The company, backed by high profile investors such as Temasek, Accel Partners, and Kalaari Capital, among others, has rapidly expanded to 130 locations with reportedly over 200 Cult.fit fitness studios over the last three years. Besides metro cities, the company created footprints in smaller cities like Indore, Amritsar, Kochi, Kota, Chandigarh, Jaipur, Surat, Jammu, among others.

“The unprecedented situation has forced us to close operations in small towns in India and the UAE,” it said.

It has also been pushing its brand through celebrity endorsements to reach the masses.
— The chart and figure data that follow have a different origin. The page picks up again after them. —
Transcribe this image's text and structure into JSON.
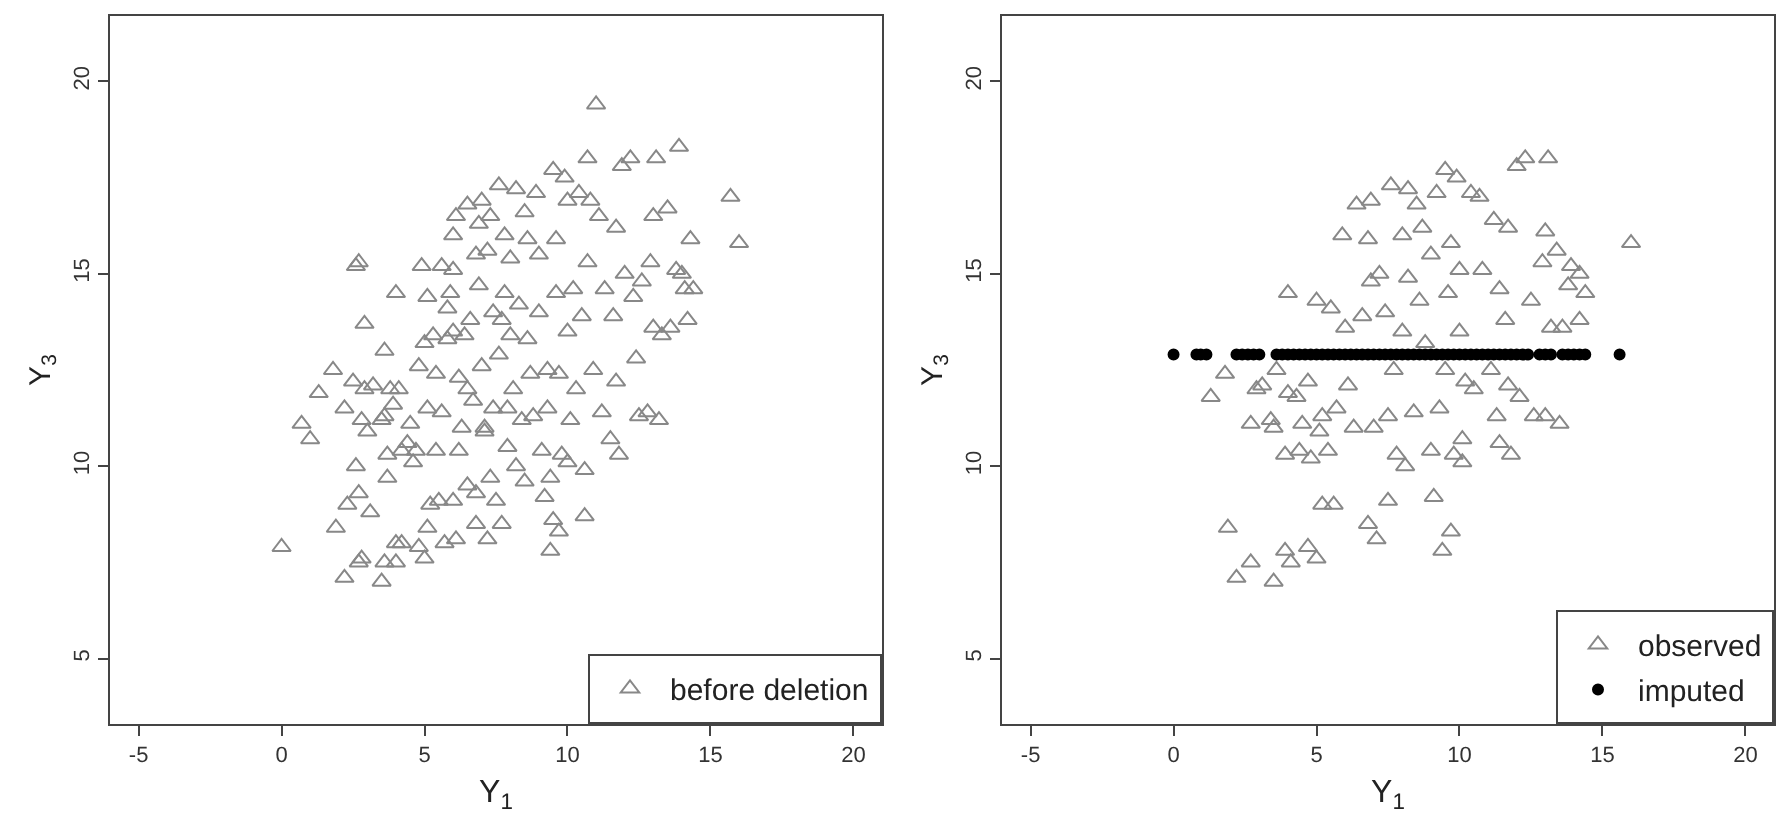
{
  "chart_data": [
    {
      "type": "scatter",
      "xlabel": "Y$_{1}$",
      "ylabel": "Y$_{3}$",
      "xlim": [
        -6,
        21
      ],
      "ylim": [
        3.3,
        21.7
      ],
      "xticks": [
        -5,
        0,
        5,
        10,
        15,
        20
      ],
      "yticks": [
        5,
        10,
        15,
        20
      ],
      "grid": false,
      "legend": "bottom right",
      "marker": "triangle",
      "series": [
        {
          "name": "before deletion",
          "color": "#888888",
          "x": [
            0,
            0.7,
            1.0,
            1.3,
            1.8,
            1.9,
            2.2,
            2.2,
            2.3,
            2.5,
            2.6,
            2.7,
            2.6,
            2.7,
            2.7,
            2.8,
            2.8,
            2.9,
            2.9,
            3.0,
            3.1,
            3.2,
            3.5,
            3.5,
            3.6,
            3.6,
            3.6,
            3.7,
            3.7,
            3.8,
            3.9,
            4.0,
            4.0,
            4.0,
            4.1,
            4.2,
            4.2,
            4.4,
            4.5,
            4.6,
            4.7,
            4.8,
            4.8,
            4.9,
            5.0,
            5.0,
            5.1,
            5.1,
            5.1,
            5.2,
            5.3,
            5.4,
            5.4,
            5.5,
            5.6,
            5.6,
            5.7,
            5.8,
            5.8,
            5.9,
            6.0,
            6.0,
            6.0,
            6.0,
            6.1,
            6.1,
            6.2,
            6.2,
            6.3,
            6.4,
            6.5,
            6.5,
            6.5,
            6.6,
            6.7,
            6.8,
            6.8,
            6.8,
            6.9,
            6.9,
            7.0,
            7.0,
            7.1,
            7.1,
            7.2,
            7.2,
            7.3,
            7.3,
            7.4,
            7.4,
            7.5,
            7.6,
            7.6,
            7.7,
            7.7,
            7.8,
            7.8,
            7.9,
            7.9,
            8.0,
            8.0,
            8.1,
            8.2,
            8.2,
            8.3,
            8.4,
            8.5,
            8.5,
            8.6,
            8.6,
            8.7,
            8.8,
            8.9,
            9.0,
            9.0,
            9.1,
            9.2,
            9.3,
            9.3,
            9.4,
            9.4,
            9.5,
            9.5,
            9.6,
            9.6,
            9.7,
            9.7,
            9.8,
            9.9,
            10.0,
            10.0,
            10.0,
            10.1,
            10.2,
            10.3,
            10.4,
            10.5,
            10.6,
            10.6,
            10.7,
            10.7,
            10.8,
            10.9,
            11.0,
            11.1,
            11.2,
            11.3,
            11.5,
            11.6,
            11.7,
            11.7,
            11.8,
            11.9,
            12.0,
            12.2,
            12.3,
            12.4,
            12.5,
            12.6,
            12.8,
            12.9,
            13.0,
            13.1,
            13.2,
            13.0,
            13.3,
            13.5,
            13.6,
            13.8,
            13.9,
            14.0,
            14.1,
            14.2,
            14.3,
            14.4,
            15.7,
            16.0
          ],
          "values": [
            7.9,
            11.1,
            10.7,
            11.9,
            12.5,
            8.4,
            7.1,
            11.5,
            9.0,
            12.2,
            15.2,
            15.3,
            10.0,
            9.3,
            7.5,
            7.6,
            11.2,
            12.0,
            13.7,
            10.9,
            8.8,
            12.1,
            11.2,
            7.0,
            7.5,
            11.3,
            13.0,
            10.3,
            9.7,
            12.0,
            11.6,
            8.0,
            7.5,
            14.5,
            12.0,
            8.0,
            10.4,
            10.6,
            11.1,
            10.1,
            10.4,
            7.9,
            12.6,
            15.2,
            7.6,
            13.2,
            8.4,
            11.5,
            14.4,
            9.0,
            13.4,
            12.4,
            10.4,
            9.1,
            15.2,
            11.4,
            8.0,
            14.1,
            13.3,
            14.5,
            13.5,
            15.1,
            16.0,
            9.1,
            16.5,
            8.1,
            10.4,
            12.3,
            11.0,
            13.4,
            16.8,
            9.5,
            12.0,
            13.8,
            11.7,
            15.5,
            9.3,
            8.5,
            16.3,
            14.7,
            16.9,
            12.6,
            11.0,
            10.9,
            15.6,
            8.1,
            16.5,
            9.7,
            14.0,
            11.5,
            9.1,
            17.3,
            12.9,
            13.8,
            8.5,
            14.5,
            16.0,
            11.5,
            10.5,
            15.4,
            13.4,
            12.0,
            17.2,
            10.0,
            14.2,
            11.2,
            16.6,
            9.6,
            15.9,
            13.3,
            12.4,
            11.3,
            17.1,
            15.5,
            14.0,
            10.4,
            9.2,
            12.5,
            11.5,
            7.8,
            9.7,
            17.7,
            8.6,
            14.5,
            15.9,
            8.3,
            12.4,
            10.3,
            17.5,
            13.5,
            16.9,
            10.1,
            11.2,
            14.6,
            12.0,
            17.1,
            13.9,
            9.9,
            8.7,
            15.3,
            18.0,
            16.9,
            12.5,
            19.4,
            16.5,
            11.4,
            14.6,
            10.7,
            13.9,
            16.2,
            12.2,
            10.3,
            17.8,
            15.0,
            18.0,
            14.4,
            12.8,
            11.3,
            14.8,
            11.4,
            15.3,
            16.5,
            18.0,
            11.2,
            13.6,
            13.4,
            16.7,
            13.6,
            15.1,
            18.3,
            15.0,
            14.6,
            13.8,
            15.9,
            14.6,
            17.0,
            15.8
          ]
        }
      ]
    },
    {
      "type": "scatter",
      "xlabel": "Y$_{1}$",
      "ylabel": "Y$_{3}$",
      "xlim": [
        -6,
        21
      ],
      "ylim": [
        3.3,
        21.7
      ],
      "xticks": [
        -5,
        0,
        5,
        10,
        15,
        20
      ],
      "yticks": [
        5,
        10,
        15,
        20
      ],
      "grid": false,
      "legend": "bottom right",
      "series": [
        {
          "name": "observed",
          "color": "#888888",
          "marker": "triangle",
          "x": [
            1.3,
            1.8,
            1.9,
            2.2,
            2.7,
            2.7,
            2.9,
            3.1,
            3.4,
            3.5,
            3.5,
            3.6,
            3.9,
            3.9,
            4.0,
            4.0,
            4.1,
            4.3,
            4.4,
            4.5,
            4.7,
            4.7,
            4.8,
            5.0,
            5.0,
            5.1,
            5.2,
            5.2,
            5.4,
            5.5,
            5.6,
            5.7,
            5.9,
            6.0,
            6.1,
            6.3,
            6.4,
            6.6,
            6.8,
            6.8,
            6.9,
            6.9,
            7.0,
            7.1,
            7.2,
            7.4,
            7.5,
            7.5,
            7.6,
            7.7,
            7.8,
            8.0,
            8.0,
            8.1,
            8.2,
            8.2,
            8.4,
            8.5,
            8.6,
            8.7,
            8.8,
            9.0,
            9.0,
            9.1,
            9.2,
            9.3,
            9.4,
            9.5,
            9.5,
            9.6,
            9.7,
            9.7,
            9.8,
            9.9,
            10.0,
            10.0,
            10.1,
            10.1,
            10.2,
            10.4,
            10.5,
            10.7,
            10.8,
            11.1,
            11.2,
            11.3,
            11.4,
            11.4,
            11.6,
            11.7,
            11.7,
            11.8,
            12.0,
            12.1,
            12.3,
            12.5,
            12.6,
            12.9,
            13.0,
            13.0,
            13.1,
            13.2,
            13.4,
            13.5,
            13.6,
            13.8,
            13.9,
            14.2,
            14.2,
            14.4,
            16.0
          ],
          "values": [
            11.8,
            12.4,
            8.4,
            7.1,
            11.1,
            7.5,
            12.0,
            12.1,
            11.2,
            7.0,
            11.0,
            12.5,
            7.8,
            10.3,
            14.5,
            11.9,
            7.5,
            11.8,
            10.4,
            11.1,
            7.9,
            12.2,
            10.2,
            7.6,
            14.3,
            10.9,
            11.3,
            9.0,
            10.4,
            14.1,
            9.0,
            11.5,
            16.0,
            13.6,
            12.1,
            11.0,
            16.8,
            13.9,
            8.5,
            15.9,
            16.9,
            14.8,
            11.0,
            8.1,
            15.0,
            14.0,
            9.1,
            11.3,
            17.3,
            12.5,
            10.3,
            16.0,
            13.5,
            10.0,
            17.2,
            14.9,
            11.4,
            16.8,
            14.3,
            16.2,
            13.2,
            15.5,
            10.4,
            9.2,
            17.1,
            11.5,
            7.8,
            17.7,
            12.5,
            14.5,
            8.3,
            15.8,
            10.3,
            17.5,
            13.5,
            15.1,
            10.7,
            10.1,
            12.2,
            17.1,
            12.0,
            17.0,
            15.1,
            12.5,
            16.4,
            11.3,
            14.6,
            10.6,
            13.8,
            16.2,
            12.1,
            10.3,
            17.8,
            11.8,
            18.0,
            14.3,
            11.3,
            15.3,
            11.3,
            16.1,
            18.0,
            13.6,
            15.6,
            11.1,
            13.6,
            14.7,
            15.2,
            15.0,
            13.8,
            14.5,
            15.8
          ]
        },
        {
          "name": "imputed",
          "color": "#000000",
          "marker": "circle",
          "x": [
            0,
            0.8,
            0.95,
            1.15,
            2.2,
            2.4,
            2.6,
            2.8,
            3.0,
            3.6,
            3.8,
            4.0,
            4.2,
            4.4,
            4.6,
            4.8,
            5.0,
            5.2,
            5.4,
            5.6,
            5.8,
            6.0,
            6.2,
            6.4,
            6.6,
            6.8,
            7.0,
            7.2,
            7.4,
            7.6,
            7.8,
            8.0,
            8.2,
            8.4,
            8.6,
            8.8,
            9.0,
            9.2,
            9.4,
            9.6,
            9.8,
            10.0,
            10.2,
            10.4,
            10.6,
            10.8,
            11.0,
            11.2,
            11.4,
            11.6,
            11.8,
            12.0,
            12.2,
            12.4,
            12.8,
            13.0,
            13.2,
            13.6,
            13.8,
            14.0,
            14.2,
            14.4,
            15.6
          ],
          "values": [
            12.9,
            12.9,
            12.9,
            12.9,
            12.9,
            12.9,
            12.9,
            12.9,
            12.9,
            12.9,
            12.9,
            12.9,
            12.9,
            12.9,
            12.9,
            12.9,
            12.9,
            12.9,
            12.9,
            12.9,
            12.9,
            12.9,
            12.9,
            12.9,
            12.9,
            12.9,
            12.9,
            12.9,
            12.9,
            12.9,
            12.9,
            12.9,
            12.9,
            12.9,
            12.9,
            12.9,
            12.9,
            12.9,
            12.9,
            12.9,
            12.9,
            12.9,
            12.9,
            12.9,
            12.9,
            12.9,
            12.9,
            12.9,
            12.9,
            12.9,
            12.9,
            12.9,
            12.9,
            12.9,
            12.9,
            12.9,
            12.9,
            12.9,
            12.9,
            12.9,
            12.9,
            12.9,
            12.9
          ]
        }
      ]
    }
  ]
}
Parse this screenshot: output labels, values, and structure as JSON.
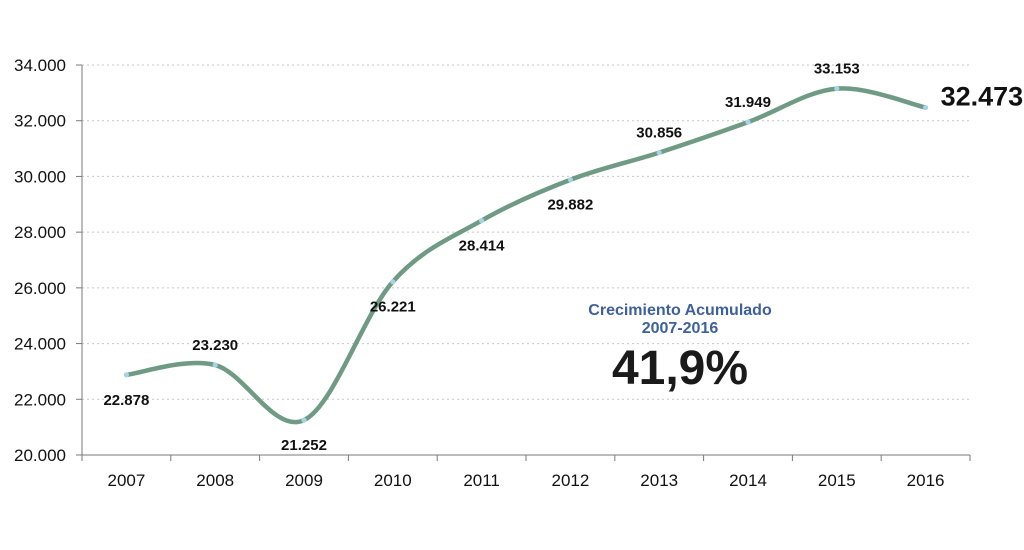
{
  "colors": {
    "line": "#6f9a84",
    "marker": "#a7d3e9",
    "grid": "#c8c8c8",
    "axis": "#7a7a7a",
    "annotation_title": "#3e6199"
  },
  "annotation": {
    "title_line1": "Crecimiento Acumulado",
    "title_line2": "2007-2016",
    "value": "41,9%"
  },
  "chart_data": {
    "type": "line",
    "title": "",
    "xlabel": "",
    "ylabel": "",
    "categories": [
      "2007",
      "2008",
      "2009",
      "2010",
      "2011",
      "2012",
      "2013",
      "2014",
      "2015",
      "2016"
    ],
    "values": [
      22878,
      23230,
      21252,
      26221,
      28414,
      29882,
      30856,
      31949,
      33153,
      32473
    ],
    "value_labels": [
      "22.878",
      "23.230",
      "21.252",
      "26.221",
      "28.414",
      "29.882",
      "30.856",
      "31.949",
      "33.153",
      "32.473"
    ],
    "ylim": [
      20000,
      34000
    ],
    "yticks": [
      20000,
      22000,
      24000,
      26000,
      28000,
      30000,
      32000,
      34000
    ],
    "ytick_labels": [
      "20.000",
      "22.000",
      "24.000",
      "26.000",
      "28.000",
      "30.000",
      "32.000",
      "34.000"
    ],
    "grid": true,
    "legend": "none"
  }
}
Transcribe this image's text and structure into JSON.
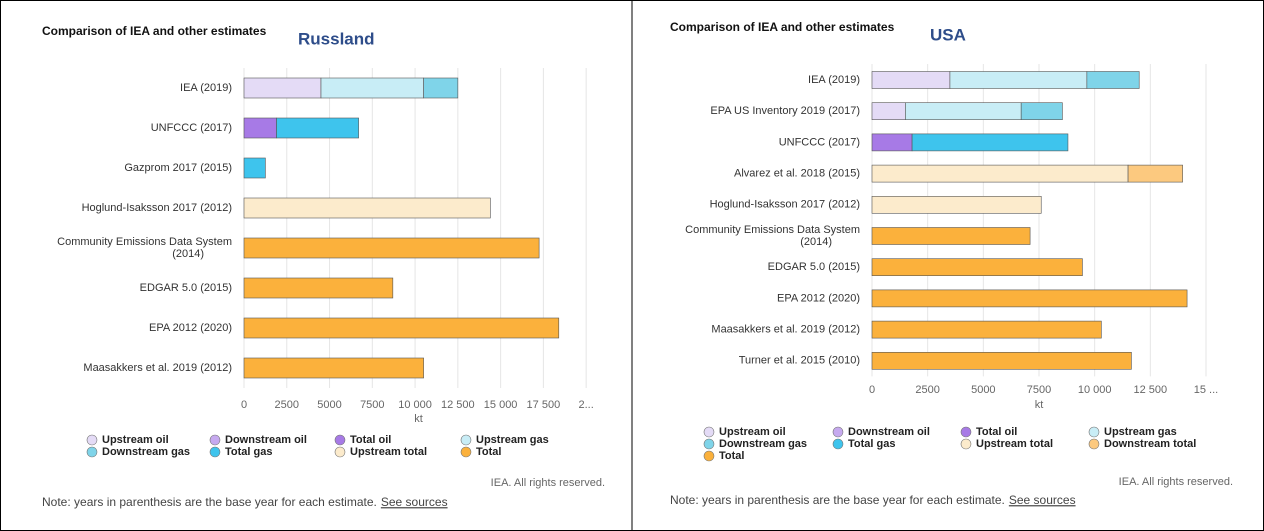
{
  "chart_data": [
    {
      "type": "bar",
      "orientation": "horizontal",
      "stacked": true,
      "title": "Comparison of IEA and other estimates",
      "subtitle": "Russland",
      "xlabel": "kt",
      "credit": "IEA. All rights reserved.",
      "note": "Note: years in parenthesis are the base year for each estimate.",
      "link": "See sources",
      "categories": [
        "IEA (2019)",
        "UNFCCC (2017)",
        "Gazprom 2017 (2015)",
        "Hoglund-Isaksson 2017 (2012)",
        "Community Emissions Data System (2014)",
        "EDGAR 5.0 (2015)",
        "EPA 2012 (2020)",
        "Maasakkers et al. 2019 (2012)"
      ],
      "series": [
        {
          "name": "Upstream oil",
          "color": "#e4dbf6",
          "values": [
            4500,
            null,
            null,
            null,
            null,
            null,
            null,
            null
          ]
        },
        {
          "name": "Downstream oil",
          "color": "#c6a9ef",
          "values": [
            null,
            null,
            null,
            null,
            null,
            null,
            null,
            null
          ]
        },
        {
          "name": "Total oil",
          "color": "#a77ae6",
          "values": [
            null,
            1900,
            null,
            null,
            null,
            null,
            null,
            null
          ]
        },
        {
          "name": "Upstream gas",
          "color": "#c8edf6",
          "values": [
            6000,
            null,
            null,
            null,
            null,
            null,
            null,
            null
          ]
        },
        {
          "name": "Downstream gas",
          "color": "#7fd4e9",
          "values": [
            2000,
            null,
            null,
            null,
            null,
            null,
            null,
            null
          ]
        },
        {
          "name": "Total gas",
          "color": "#3ec4ed",
          "values": [
            null,
            4800,
            1250,
            null,
            null,
            null,
            null,
            null
          ]
        },
        {
          "name": "Upstream total",
          "color": "#fcebcc",
          "values": [
            null,
            null,
            null,
            14400,
            null,
            null,
            null,
            null
          ]
        },
        {
          "name": "Total",
          "color": "#fbb13c",
          "values": [
            null,
            null,
            null,
            null,
            17250,
            8700,
            18400,
            10500
          ]
        }
      ],
      "xlim": [
        0,
        20400
      ],
      "xticks": [
        0,
        2500,
        5000,
        7500,
        {
          "value": 10000,
          "label": "10 000"
        },
        {
          "value": 12500,
          "label": "12 500"
        },
        {
          "value": 15000,
          "label": "15 000"
        },
        {
          "value": 17500,
          "label": "17 500"
        },
        {
          "value": 20000,
          "label": "2..."
        }
      ],
      "grid": true
    },
    {
      "type": "bar",
      "orientation": "horizontal",
      "stacked": true,
      "title": "Comparison of IEA and other estimates",
      "subtitle": "USA",
      "xlabel": "kt",
      "credit": "IEA. All rights reserved.",
      "note": "Note: years in parenthesis are the base year for each estimate.",
      "link": "See sources",
      "categories": [
        "IEA (2019)",
        "EPA US Inventory 2019 (2017)",
        "UNFCCC (2017)",
        "Alvarez et al. 2018 (2015)",
        "Hoglund-Isaksson 2017 (2012)",
        "Community Emissions Data System (2014)",
        "EDGAR 5.0 (2015)",
        "EPA 2012 (2020)",
        "Maasakkers et al. 2019 (2012)",
        "Turner et al. 2015 (2010)"
      ],
      "series": [
        {
          "name": "Upstream oil",
          "color": "#e4dbf6",
          "values": [
            3500,
            1500,
            null,
            null,
            null,
            null,
            null,
            null,
            null,
            null
          ]
        },
        {
          "name": "Downstream oil",
          "color": "#c6a9ef",
          "values": [
            null,
            null,
            null,
            null,
            null,
            null,
            null,
            null,
            null,
            null
          ]
        },
        {
          "name": "Total oil",
          "color": "#a77ae6",
          "values": [
            null,
            null,
            1800,
            null,
            null,
            null,
            null,
            null,
            null,
            null
          ]
        },
        {
          "name": "Upstream gas",
          "color": "#c8edf6",
          "values": [
            6150,
            5200,
            null,
            null,
            null,
            null,
            null,
            null,
            null,
            null
          ]
        },
        {
          "name": "Downstream gas",
          "color": "#7fd4e9",
          "values": [
            2350,
            1850,
            null,
            null,
            null,
            null,
            null,
            null,
            null,
            null
          ]
        },
        {
          "name": "Total gas",
          "color": "#3ec4ed",
          "values": [
            null,
            null,
            7000,
            null,
            null,
            null,
            null,
            null,
            null,
            null
          ]
        },
        {
          "name": "Upstream total",
          "color": "#fcebcc",
          "values": [
            null,
            null,
            null,
            11500,
            7600,
            null,
            null,
            null,
            null,
            null
          ]
        },
        {
          "name": "Downstream total",
          "color": "#fcc97f",
          "values": [
            null,
            null,
            null,
            2450,
            null,
            null,
            null,
            null,
            null,
            null
          ]
        },
        {
          "name": "Total",
          "color": "#fbb13c",
          "values": [
            null,
            null,
            null,
            null,
            null,
            7100,
            9450,
            14150,
            10300,
            11650
          ]
        }
      ],
      "xlim": [
        0,
        15000
      ],
      "xticks": [
        0,
        2500,
        5000,
        7500,
        {
          "value": 10000,
          "label": "10 000"
        },
        {
          "value": 12500,
          "label": "12 500"
        },
        {
          "value": 15000,
          "label": "15 ..."
        }
      ],
      "grid": true
    }
  ]
}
To date, it has raised a total investment of USD 405 million.

According to the company, 90% of its trainers across its Cult.fit gyms business have been moved to a variable pay model to “tide over the crisis, while it has initiated the pay cuts across levels. The founders have taken a 100% pay cut, the management team, 50%, and the rest of the staff members, depending on their seniority, have been slapped with 20 to 30% pay cuts.

A Reuters report, citing sources, said the startup has laid off “as many as 800 of its staff across the country and permanently closed a number of fitness centers,” and that the company had roughly 5,000 employees across India, including those at its Cure.fit and Eat.fit units offering medical services and healthy eating options.

Meanwhile, local media Economic Times said, aside from shuttering some of its fitness centers under Cult.fit, the company has also shut down a number of its cloud kitchen outlets under Eat.fit.

Ever since the company shut down its gyms and other fitness centers due to the nationwide lockdown since March 25, the company has been focusing on the services it can offer digitally. Consequently, the fitness startup has started live fitness sessions, including yoga and meditation on its app and website. The startup is reportedly gearing up to offer new digital fitness offerings such as tele-consultants for providing medical services at home. It also launched grocery delivery service to tap the increasing demand in this space.

“We are also doubling down on health food and home delivery of essentials while maintaining rigorous hygiene standards across all our kitchens,” the company said in a statement.